Dennett’s tolerant attitude is usefully contrasted with that of the American pragmatist Richard Rorty (1931-2007), who felt so confident that the philosophical problems of millennia –about the nature of truth and knowledge – were misguided and pointless (all cases of chmess?), that he wanted philosophers to give up on the traditions running from Plato to Hume to Hegel, to do “something else”. What the “something else” amounted to was, alas, never very clear – and why philosophers should have been thought especially competent to do it even less so. One doesn’t need to be trained in the history of philosophy, after all, to produce pablum about “liberal” patriotism, as Rorty, sadly, ended up doing. Rorty may have garnered a substantial following among those who knew little about philosophy and its traditions, but it is a safe bet that, in the era of intellectual specialisation, his actual influence on philosophy will be short-lived.

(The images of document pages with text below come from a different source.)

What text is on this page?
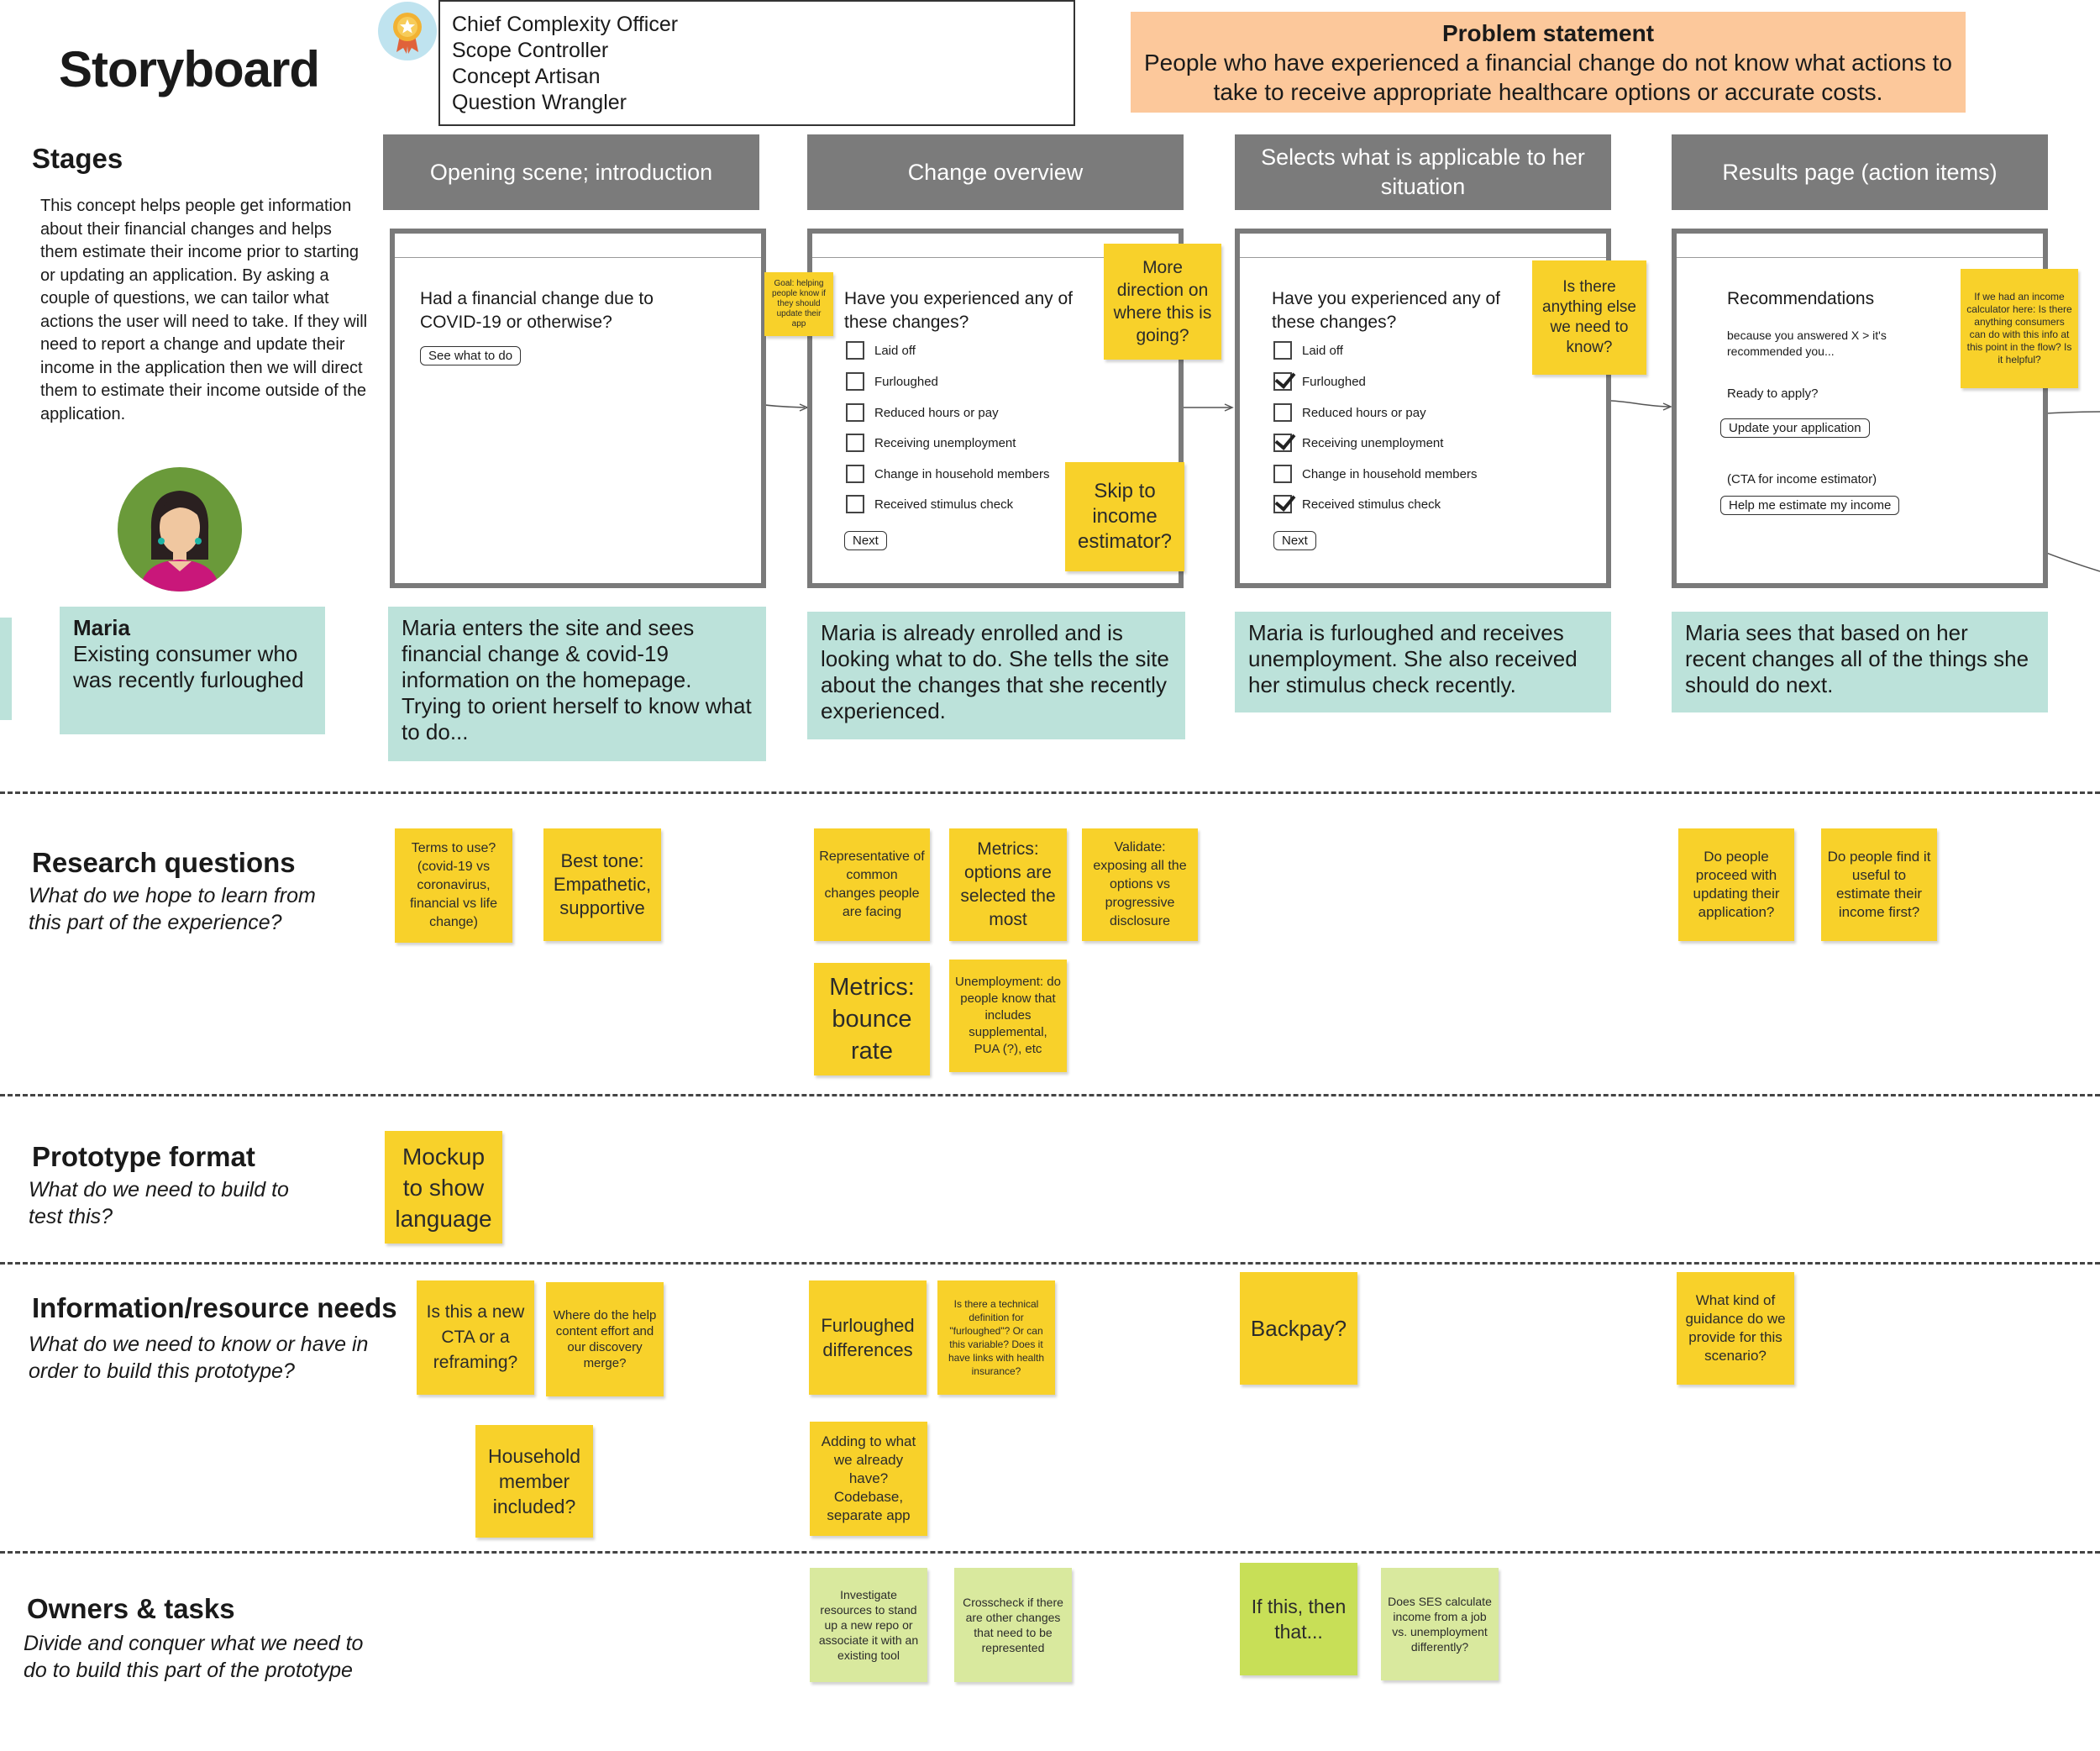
Storyboard
Chief Complexity Officer
Scope Controller
Concept Artisan
Question Wrangler
Problem statement
People who have experienced a financial change do not know what actions to take to receive appropriate healthcare options or accurate costs.
Stages
This concept helps people get information about their financial changes and helps them estimate their income prior to starting or updating an application. By asking a couple of questions, we can tailor what actions the user will need to take. If they will need to report a change and update their income in the application then we will direct them to estimate their income outside of the application.
Maria
Existing consumer who was recently furloughed
Opening scene; introduction	Change overview
Selects what is applicable to her situation
Results page (action items)
Had a financial change due to COVID-19 or otherwise?
See what to do
Have you experienced any of these changes?
Laid off
Furloughed
Reduced hours or pay
Receiving unemployment
Change in household members
Received stimulus check
Next
Have you experienced any of these changes?
Laid off
Furloughed
Reduced hours or pay
Receiving unemployment
Change in household members
Received stimulus check
Next
Recommendations
because you answered X > it's recommended you...
Ready to apply?
Update your application
(CTA for income estimator)
Help me estimate my income
Goal: helping people know if they should update their app
More direction on where this is going?
Skip to income estimator?
Is there anything else we need to know?
If we had an income calculator here: Is there anything consumers can do with this info at this point in the flow? Is it helpful?
Maria enters the site and sees financial change & covid-19 information on the homepage. Trying to orient herself to know what to do...
Maria is already enrolled and is looking what to do. She tells the site about the changes that she recently experienced.
Maria is furloughed and receives unemployment. She also received her stimulus check recently.
Maria sees that based on her recent changes all of the things she should do next.
Research questions
What do we hope to learn from this part of the experience?
Terms to use? (covid-19 vs coronavirus, financial vs life change)
Best tone: Empathetic, supportive
Representative of common changes people are facing
Metrics: options are selected the most
Validate: exposing all the options vs progressive disclosure
Metrics: bounce rate
Unemployment: do people know that includes supplemental, PUA (?), etc
Do people proceed with updating their application?
Do people find it useful to estimate their income first?
Prototype format
What do we need to build to test this?
Mockup to show language
Information/resource needs
What do we need to know or have in order to build this prototype?
Is this a new CTA or a reframing?
Where do the help content effort and our discovery merge?
Household member included?
Furloughed differences
Is there a technical definition for "furloughed"? Or can this variable? Does it have links with health insurance?
Adding to what we already have? Codebase, separate app
Backpay?
What kind of guidance do we provide for this scenario?
Owners & tasks
Divide and conquer what we need to do to build this part of the prototype
Investigate resources to stand up a new repo or associate it with an existing tool
Crosscheck if there are other changes that need to be represented
If this, then that...
Does SES calculate income from a job vs. unemployment differently?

Rorty’s appeal may, however, be partly explained by a lingering public expectation about philosophy, captured by the fact that in ordinary language we talk of having a “philosophy of life”. Philosophy, both historically and at present, has only rarely offered up much that would qualify as a “philosophy of life”. And in the era of philosophy “as a vocation”, there is no reason to think it will do so. As Weber noted:
Science today is a “vocation” organised in special disciplines in the service of self-clarification and knowledge of interrelated facts. It is not the gift of grace of seers and prophets dispensing sacred values and revelations, nor does it partake of the contemplation of sages and philosophers about the meaning of the universe. This, to be sure, is the inescapable condition of our historical situation.
This remains “the inescapable condition of our historical situation” nearly a century after Weber made these remarks. There will, we may hope, continue to be world-historical geniuses – “seers and prophets” as it were – but there is no special reason to look for them in academic departments of philosophy anywhere. From those departments, we may quite reasonably look for incremental contributions to understanding of our sciences, of our moral and political lives, and of our language and our mental capacities.
Many of the other accomplished philosophers who died over the last decade that I have not remarked on so far – Roderick Chisolm (1999), Joel Feinberg (2004), Stuart Hampshire (2004), R.M. Hare (2002), Robert Nozick (2002), Wesley Salmon (2001), Georg Henrik von Wright (2003), among others – did exactly that.
They practiced philosophy as a vocation, and they achieved excellence in the job. We should be grateful to them, whatever the verdict of history.